Когда Нюра вышла из бильярдной, Ниханс рассказал, что Нюра живет у него уже почти три года, она — русская, приехала из Узбекистана, где прожила всю жизнь, а теперь там русским жить невозможно. Мужа давно потеряла, дочь пропала, наверное, украли. Тулуповой стало неуютно и даже зябко от этого короткого и, по сути, совсем рядового для нынешней жизни рассказа. Она инстинктивно прижалась к Хирсанову, как будто ее сейчас могли забрать в чужую враждебную страну.
Через несколько минут Нюра принесла на большом блюде мясо с зеленью и отдельно рис, и теперь было понятно, почему подала именно так, по-узбекски.
Она ушла, а Хирсанов стал рассуждать о том, что русскому человеку надо пройти восточную обработку послушанием, подчинением, он становится лучше; сегодня русский этнос собирается вместе с разным накопленным опытом, в том числе и в агрессивной среде, и это хорошо для какого-то там будущего. Его никто не слушал — ели мясо. Ниханс решил, что Хирсанова повело с выпитого, и предложил идти париться. Тулупова замотала головой — нет, а мужчины и Яна пошли в парилку.
Пока они парились, Людмила, поджав ноги, поплотнее завернувшись в простыню, разглядывала свои ступни. Она очень редко делала педикюр, на это не было денег, но ей очень нравились пальцы, правильная форма ногтей, их цвет. Ее всегда интересовало, как маленький палец ступни братски прижат к своему соседу, который на ногах не имеет названия, и все они особым способом соединены и образуют скульптурную группу, все вместе — ступня, она не может шевельнуть пальцем отдельно, вместе они красивы. В форме ступни, такой функциональной, такой не для показа, она особым образом угадывала себя, свой характер и даже судьбу. Не может быть, чтобы в ногах не отпечаталось ничего из того, где ты оказывался, шагая по этому свету, по земле.
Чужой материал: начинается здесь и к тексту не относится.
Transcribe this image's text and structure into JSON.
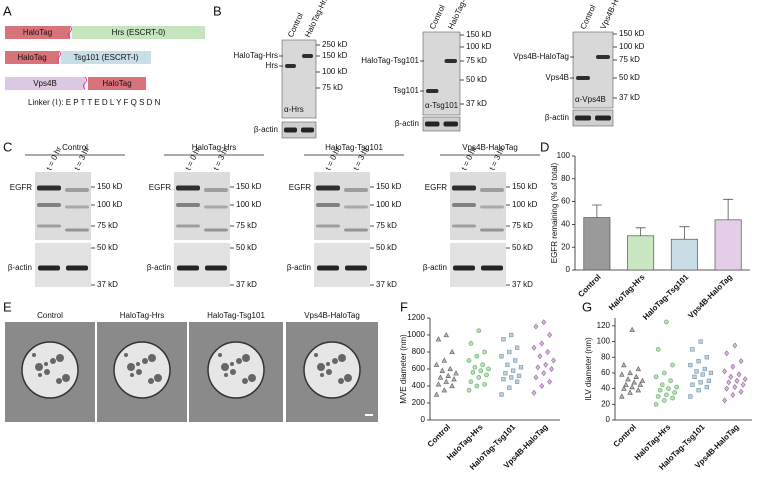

Она смотрела и будто вспоминала, как своей маленькой ножкой ходила в Червонопартизанске по небольшому приусадебному огороду с длинной и узкой грядкой моркови и лука, одной грядкой огурцов, десятью томатными кустами, жирными красными георгинами и золотыми шарами, так назывались эти высокие желтые садовые цветы, растущие вдоль всех заборов районного центра.
“Людочка, куда ты? Куда ты, Людочка, ножки будут грязными, грязными будут ножки… Нельзя, Людочка, нельзя туда ходить, нельзя без сандаликов! Павлик на небе все видит и таких плохих девочек не любит”.
Она слышала чуть сердящийся голос матери — молодой, как она теперь понимала, женщины. Он всплывал в памяти. Она ясно видела свои детские ножки в теплом, подсыхающем после полива черноземе. Ее останавливало от озорства, пугало произнесенное вслух имя умершего мальчика.
Хлопнула дверь сауны. Отжимая волосы рукой, Яна, не стесняясь, вышла голая и мокрая, раскрасневшаяся, с экзотичной стрижкой на лобке, с тату дракончика на бедре и иероглифом на ноге, раньше Тулупова его не замечала.
“Она красивая”.
Из-за двери были слышны громкие мужские крики и всплески воды в бассейне.
— Что смотришь?! Чего не видела?!
Тулупова отвернулась.
— Ты из Москвы? — жестко, по-милицейски спросила Яна.
— А что?
— И сюда ехала? — спросила Яна, но тон и не предусматривал вопроса. — И что?